Deuxième question, à l'autre bout du spectre : quelle solution de sûreté adopter pour les déchets radioactifs les plus nocifs, dits « de haute et de moyennes activités à vie longue » – on parle de centaines de milliers d'années ? C'est une question extraordinairement complexe. On sait évidemment construire des installations de stockage en subsurface – c'est l'une des idées mise en avant par certains opposants au projet Cigéo – mais ces installations reposent sur l'hypothèse que le béton et les colis en acier vont tenir dans la longue durée. Or personne n'est capable de garantir que des bétons ou des colis en acier tiennent au-delà de 100 ans, a fortiori pas jusqu'à 100 000 ans !

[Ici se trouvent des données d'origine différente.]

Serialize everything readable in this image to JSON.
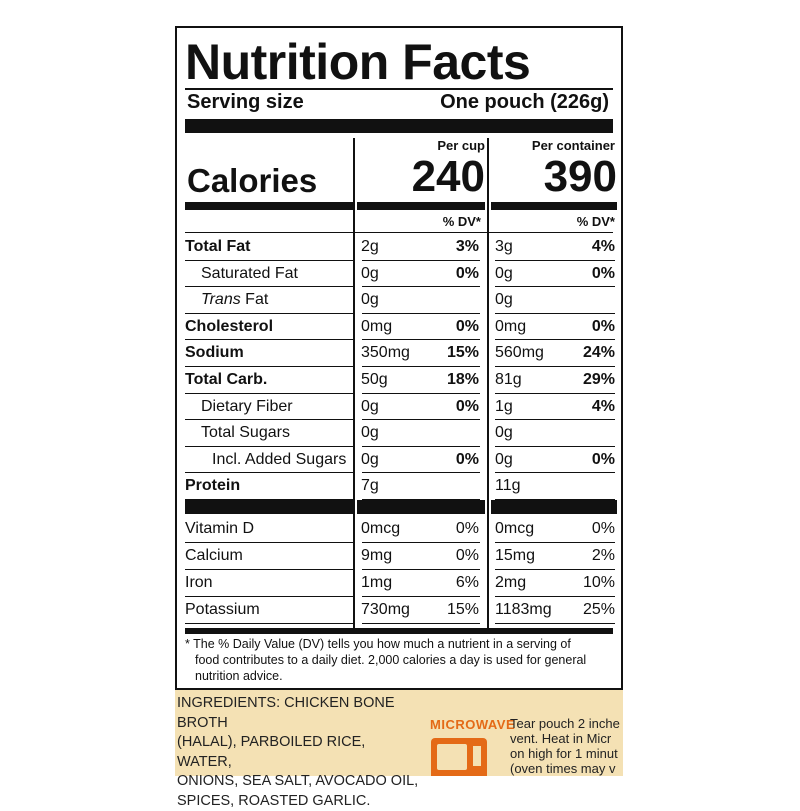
{
  "title": "Nutrition Facts",
  "serving": {
    "label": "Serving size",
    "value": "One pouch (226g)"
  },
  "calories": {
    "label": "Calories",
    "col1_header": "Per cup",
    "col2_header": "Per container",
    "col1": "240",
    "col2": "390"
  },
  "dv_header": "% DV*",
  "nutrients": [
    {
      "name": "Total Fat",
      "bold": true,
      "a1": "2g",
      "p1": "3%",
      "a2": "3g",
      "p2": "4%"
    },
    {
      "name": "Saturated Fat",
      "indent": 1,
      "a1": "0g",
      "p1": "0%",
      "a2": "0g",
      "p2": "0%"
    },
    {
      "name_italic": "Trans",
      "name": " Fat",
      "indent": 1,
      "a1": "0g",
      "p1": "",
      "a2": "0g",
      "p2": ""
    },
    {
      "name": "Cholesterol",
      "bold": true,
      "a1": "0mg",
      "p1": "0%",
      "a2": "0mg",
      "p2": "0%"
    },
    {
      "name": "Sodium",
      "bold": true,
      "a1": "350mg",
      "p1": "15%",
      "a2": "560mg",
      "p2": "24%"
    },
    {
      "name": "Total Carb.",
      "bold": true,
      "a1": "50g",
      "p1": "18%",
      "a2": "81g",
      "p2": "29%"
    },
    {
      "name": "Dietary Fiber",
      "indent": 1,
      "a1": "0g",
      "p1": "0%",
      "a2": "1g",
      "p2": "4%"
    },
    {
      "name": "Total Sugars",
      "indent": 1,
      "a1": "0g",
      "p1": "",
      "a2": "0g",
      "p2": ""
    },
    {
      "name": "Incl. Added Sugars",
      "indent": 2,
      "a1": "0g",
      "p1": "0%",
      "a2": "0g",
      "p2": "0%"
    },
    {
      "name": "Protein",
      "bold": true,
      "a1": "7g",
      "p1": "",
      "a2": "11g",
      "p2": ""
    }
  ],
  "vitamins": [
    {
      "name": "Vitamin D",
      "a1": "0mcg",
      "p1": "0%",
      "a2": "0mcg",
      "p2": "0%"
    },
    {
      "name": "Calcium",
      "a1": "9mg",
      "p1": "0%",
      "a2": "15mg",
      "p2": "2%"
    },
    {
      "name": "Iron",
      "a1": "1mg",
      "p1": "6%",
      "a2": "2mg",
      "p2": "10%"
    },
    {
      "name": "Potassium",
      "a1": "730mg",
      "p1": "15%",
      "a2": "1183mg",
      "p2": "25%"
    }
  ],
  "footnote": {
    "line1": "* The % Daily Value (DV) tells you how much a nutrient in a serving of",
    "line2": "food contributes to a daily diet. 2,000 calories a day is used for general",
    "line3": "nutrition advice."
  },
  "ingredients": {
    "line1": "INGREDIENTS: CHICKEN BONE BROTH",
    "line2": "(HALAL), PARBOILED RICE, WATER,",
    "line3": "ONIONS, SEA SALT, AVOCADO OIL,",
    "line4": "SPICES, ROASTED GARLIC."
  },
  "microwave": {
    "label": "MICROWAVE",
    "line1": "Tear pouch 2 inche",
    "line2": "vent. Heat in Micr",
    "line3": "on high for 1 minut",
    "line4": "(oven times may v"
  },
  "colors": {
    "ink": "#111111",
    "panel": "#f4e1b4",
    "accent": "#e46a17"
  }
}
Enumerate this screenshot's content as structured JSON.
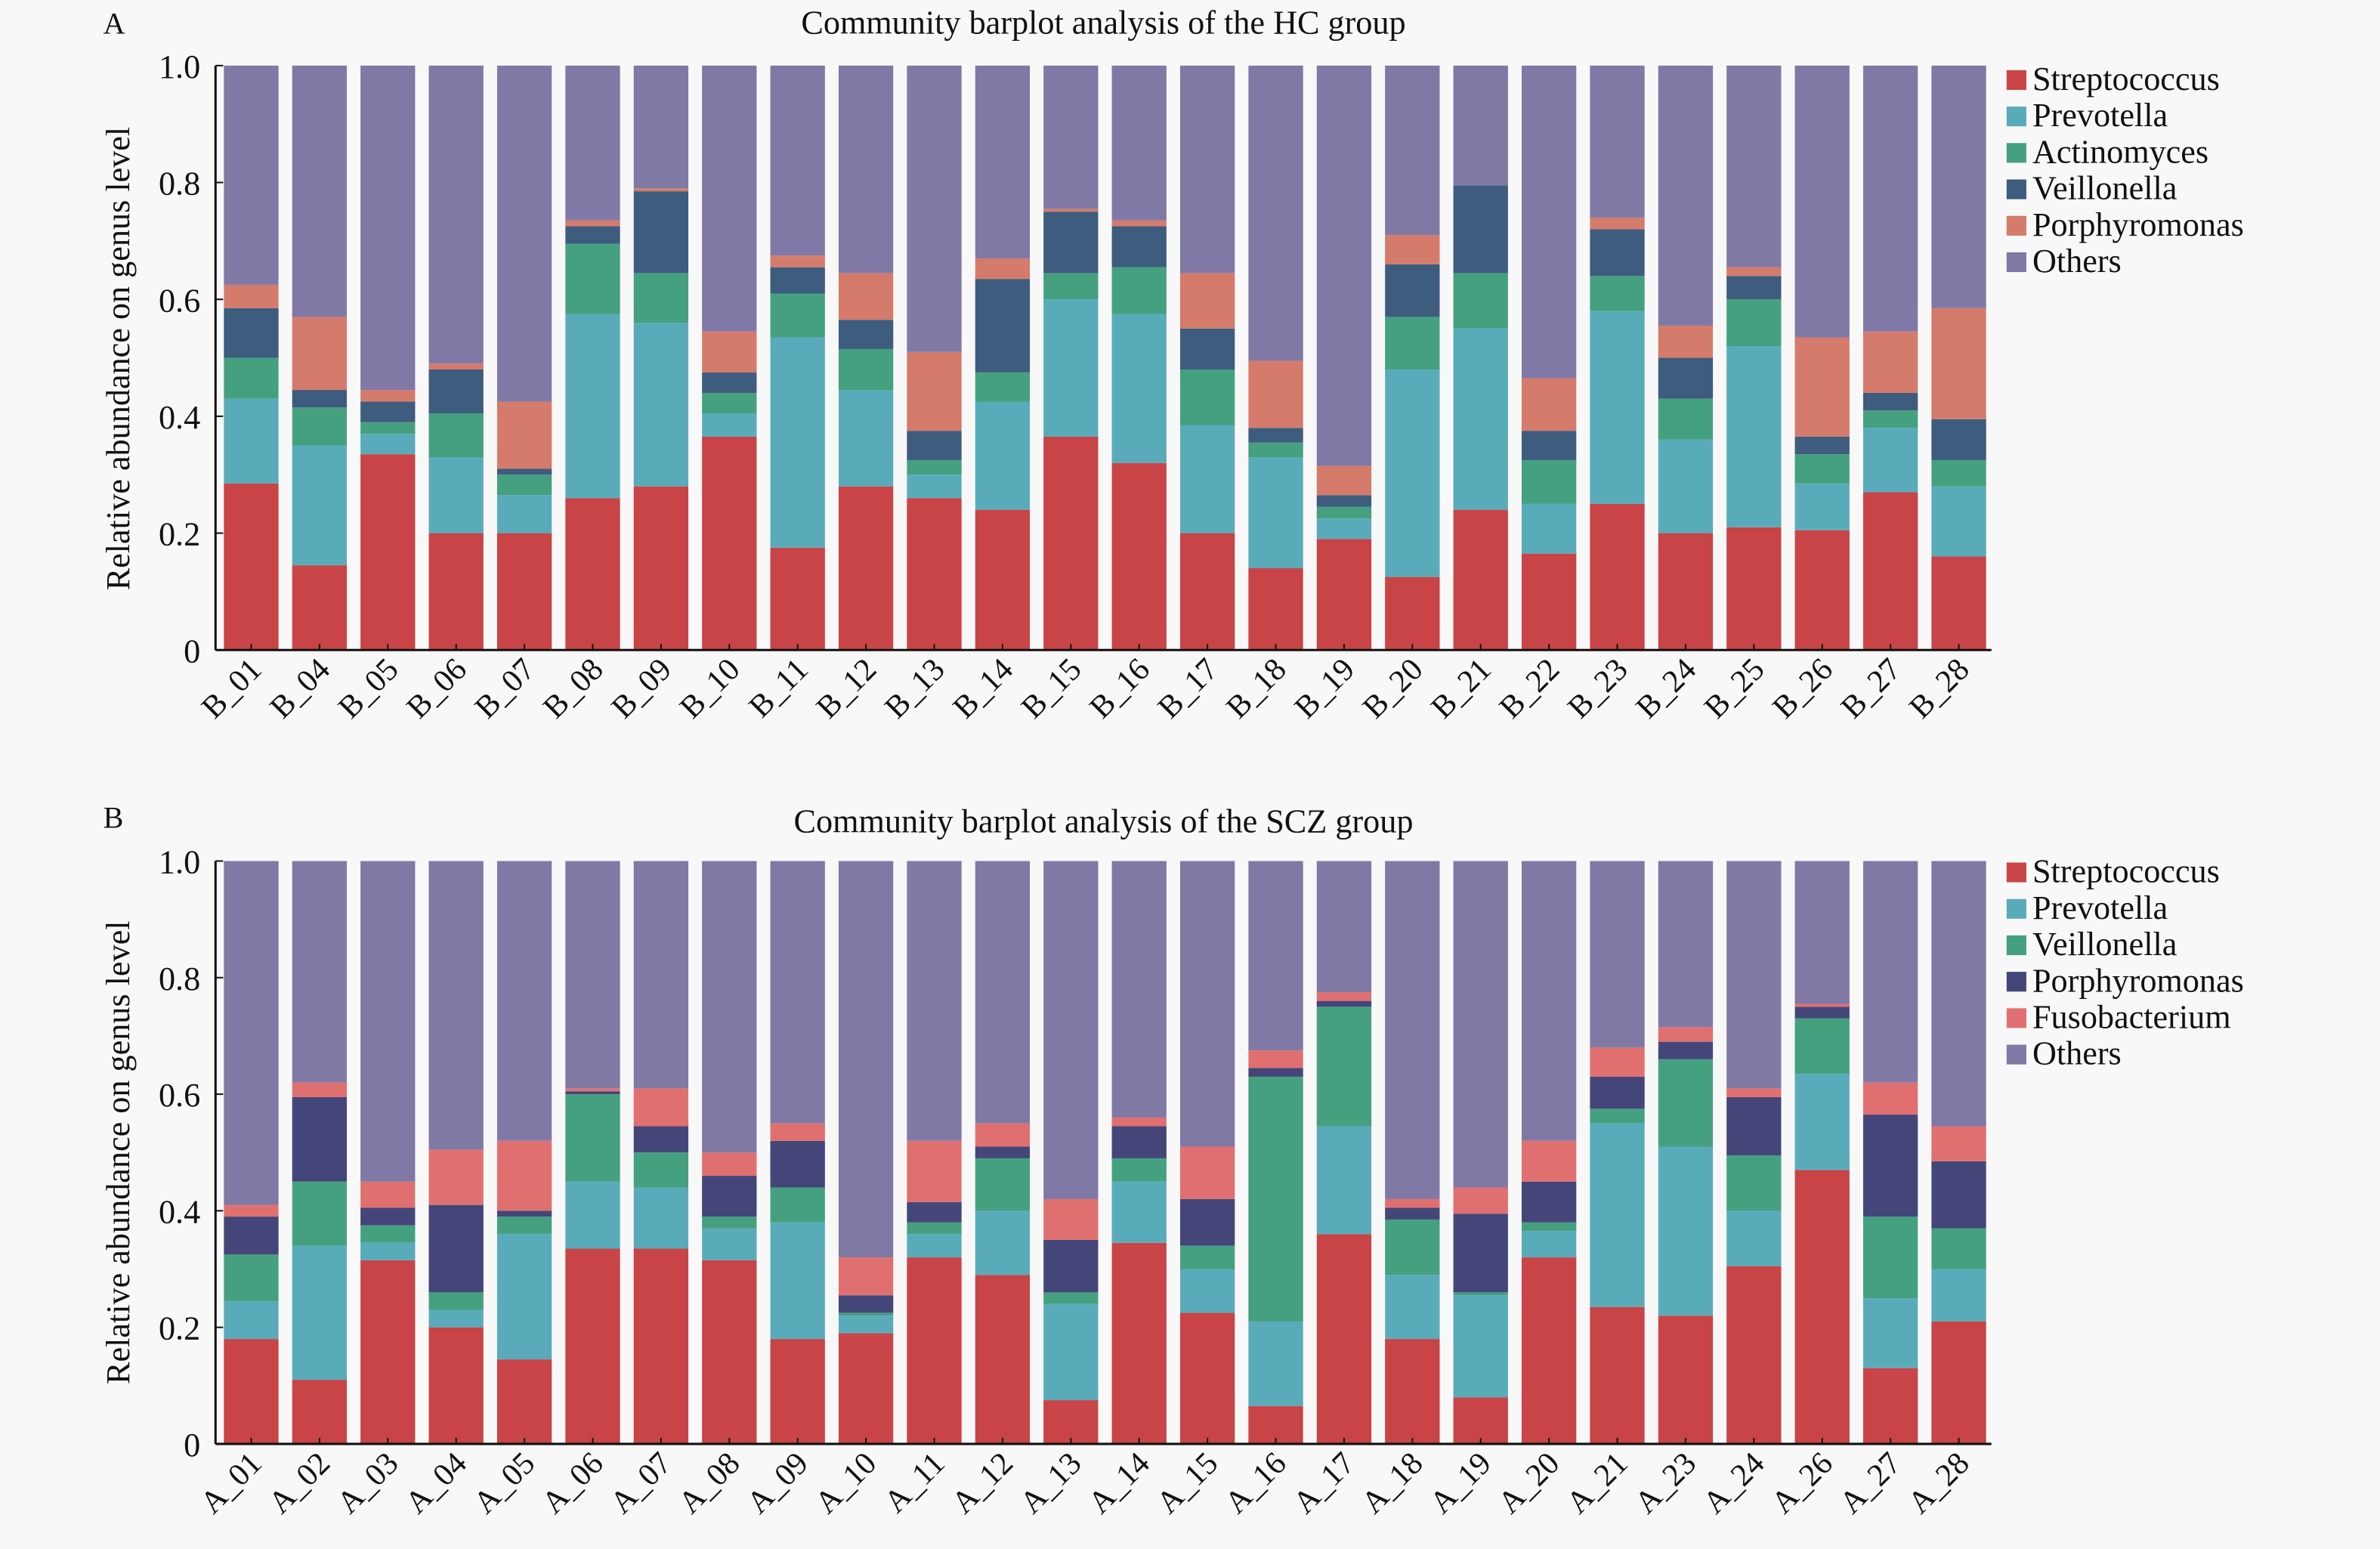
{
  "chart_data": [
    {
      "type": "bar",
      "stacked": true,
      "panel_label": "A",
      "title": "Community barplot analysis of the HC group",
      "xlabel": "",
      "ylabel": "Relative abundance on genus level",
      "ylim": [
        0,
        1.0
      ],
      "yticks": [
        "0",
        "0.2",
        "0.4",
        "0.6",
        "0.8",
        "1.0"
      ],
      "ytick_values": [
        0,
        0.2,
        0.4,
        0.6,
        0.8,
        1.0
      ],
      "legend_position": "right",
      "categories": [
        "B_01",
        "B_04",
        "B_05",
        "B_06",
        "B_07",
        "B_08",
        "B_09",
        "B_10",
        "B_11",
        "B_12",
        "B_13",
        "B_14",
        "B_15",
        "B_16",
        "B_17",
        "B_18",
        "B_19",
        "B_20",
        "B_21",
        "B_22",
        "B_23",
        "B_24",
        "B_25",
        "B_26",
        "B_27",
        "B_28"
      ],
      "series": [
        {
          "name": "Streptococcus",
          "color": "#c84446",
          "values": [
            0.285,
            0.145,
            0.335,
            0.2,
            0.2,
            0.26,
            0.28,
            0.365,
            0.175,
            0.28,
            0.26,
            0.24,
            0.365,
            0.32,
            0.2,
            0.14,
            0.19,
            0.125,
            0.24,
            0.165,
            0.25,
            0.2,
            0.21,
            0.205,
            0.27,
            0.16
          ]
        },
        {
          "name": "Prevotella",
          "color": "#5aabba",
          "values": [
            0.145,
            0.205,
            0.035,
            0.13,
            0.065,
            0.315,
            0.28,
            0.04,
            0.36,
            0.165,
            0.04,
            0.185,
            0.235,
            0.255,
            0.185,
            0.19,
            0.035,
            0.355,
            0.31,
            0.085,
            0.33,
            0.16,
            0.31,
            0.08,
            0.11,
            0.12
          ]
        },
        {
          "name": "Actinomyces",
          "color": "#45a080",
          "values": [
            0.07,
            0.065,
            0.02,
            0.075,
            0.035,
            0.12,
            0.085,
            0.035,
            0.075,
            0.07,
            0.025,
            0.05,
            0.045,
            0.08,
            0.095,
            0.025,
            0.02,
            0.09,
            0.095,
            0.075,
            0.06,
            0.07,
            0.08,
            0.05,
            0.03,
            0.045
          ]
        },
        {
          "name": "Veillonella",
          "color": "#3d5c7e",
          "values": [
            0.085,
            0.03,
            0.035,
            0.075,
            0.01,
            0.03,
            0.14,
            0.035,
            0.045,
            0.05,
            0.05,
            0.16,
            0.105,
            0.07,
            0.07,
            0.025,
            0.02,
            0.09,
            0.15,
            0.05,
            0.08,
            0.07,
            0.04,
            0.03,
            0.03,
            0.07
          ]
        },
        {
          "name": "Porphyromonas",
          "color": "#d47b6c",
          "values": [
            0.04,
            0.125,
            0.02,
            0.01,
            0.115,
            0.01,
            0.005,
            0.07,
            0.02,
            0.08,
            0.135,
            0.035,
            0.005,
            0.01,
            0.095,
            0.115,
            0.05,
            0.05,
            0.0,
            0.09,
            0.02,
            0.055,
            0.015,
            0.17,
            0.105,
            0.19
          ]
        },
        {
          "name": "Others",
          "color": "#8079a6",
          "values": [
            0.375,
            0.43,
            0.555,
            0.51,
            0.575,
            0.265,
            0.21,
            0.455,
            0.325,
            0.355,
            0.49,
            0.33,
            0.245,
            0.265,
            0.355,
            0.505,
            0.685,
            0.29,
            0.205,
            0.535,
            0.26,
            0.445,
            0.345,
            0.465,
            0.455,
            0.415
          ]
        }
      ]
    },
    {
      "type": "bar",
      "stacked": true,
      "panel_label": "B",
      "title": "Community barplot analysis of the SCZ group",
      "xlabel": "",
      "ylabel": "Relative abundance on genus level",
      "ylim": [
        0,
        1.0
      ],
      "yticks": [
        "0",
        "0.2",
        "0.4",
        "0.6",
        "0.8",
        "1.0"
      ],
      "ytick_values": [
        0,
        0.2,
        0.4,
        0.6,
        0.8,
        1.0
      ],
      "legend_position": "right",
      "categories": [
        "A_01",
        "A_02",
        "A_03",
        "A_04",
        "A_05",
        "A_06",
        "A_07",
        "A_08",
        "A_09",
        "A_10",
        "A_11",
        "A_12",
        "A_13",
        "A_14",
        "A_15",
        "A_16",
        "A_17",
        "A_18",
        "A_19",
        "A_20",
        "A_21",
        "A_23",
        "A_24",
        "A_26",
        "A_27",
        "A_28"
      ],
      "series": [
        {
          "name": "Streptococcus",
          "color": "#c84446",
          "values": [
            0.18,
            0.11,
            0.315,
            0.2,
            0.145,
            0.335,
            0.335,
            0.315,
            0.18,
            0.19,
            0.32,
            0.29,
            0.075,
            0.345,
            0.225,
            0.065,
            0.36,
            0.18,
            0.08,
            0.32,
            0.235,
            0.22,
            0.305,
            0.47,
            0.13,
            0.21
          ]
        },
        {
          "name": "Prevotella",
          "color": "#5aabba",
          "values": [
            0.065,
            0.23,
            0.03,
            0.03,
            0.215,
            0.115,
            0.105,
            0.055,
            0.2,
            0.03,
            0.04,
            0.11,
            0.165,
            0.105,
            0.075,
            0.145,
            0.185,
            0.11,
            0.175,
            0.045,
            0.315,
            0.29,
            0.095,
            0.165,
            0.12,
            0.09
          ]
        },
        {
          "name": "Veillonella",
          "color": "#45a080",
          "values": [
            0.08,
            0.11,
            0.03,
            0.03,
            0.03,
            0.15,
            0.06,
            0.02,
            0.06,
            0.005,
            0.02,
            0.09,
            0.02,
            0.04,
            0.04,
            0.42,
            0.205,
            0.095,
            0.005,
            0.015,
            0.025,
            0.15,
            0.095,
            0.095,
            0.14,
            0.07
          ]
        },
        {
          "name": "Porphyromonas",
          "color": "#44467a",
          "values": [
            0.065,
            0.145,
            0.03,
            0.15,
            0.01,
            0.005,
            0.045,
            0.07,
            0.08,
            0.03,
            0.035,
            0.02,
            0.09,
            0.055,
            0.08,
            0.015,
            0.01,
            0.02,
            0.135,
            0.07,
            0.055,
            0.03,
            0.1,
            0.02,
            0.175,
            0.115
          ]
        },
        {
          "name": "Fusobacterium",
          "color": "#e07070",
          "values": [
            0.02,
            0.025,
            0.045,
            0.095,
            0.12,
            0.005,
            0.065,
            0.04,
            0.03,
            0.065,
            0.105,
            0.04,
            0.07,
            0.015,
            0.09,
            0.03,
            0.015,
            0.015,
            0.045,
            0.07,
            0.05,
            0.025,
            0.015,
            0.005,
            0.055,
            0.06
          ]
        },
        {
          "name": "Others",
          "color": "#8079a6",
          "values": [
            0.59,
            0.38,
            0.55,
            0.495,
            0.48,
            0.39,
            0.39,
            0.5,
            0.45,
            0.68,
            0.48,
            0.45,
            0.58,
            0.44,
            0.49,
            0.325,
            0.225,
            0.58,
            0.56,
            0.48,
            0.32,
            0.285,
            0.39,
            0.245,
            0.38,
            0.455
          ]
        }
      ]
    }
  ]
}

D'où la solution retenue internationalement comme référence : le stockage géologique profond, dont la sûreté est assurée à très long terme par la géologie. Comment peut-on exclure, est-il objecté à cette solution, que la science trouve, par exemple dans cent ans, une solution plus élégante ? Pour cette raison, la loi exige que le centre industriel de stockage géologique Cigéo soit réversible. Notre génération offre ainsi une solution viable et de long terme aux générations suivantes, tout en leur laissant la possibilité d'adopter plus tard une solution plus intelligente. Aussi, toutes les lois successives, et l'ASN y adhère pour des raisons de sûreté, ont bien confirmé que, pour l'instant, la seule option qui ait du sens est celle du stockage géologique, même s'il faut prouver, techniquement et financièrement, la faisabilité de sa réversibilité.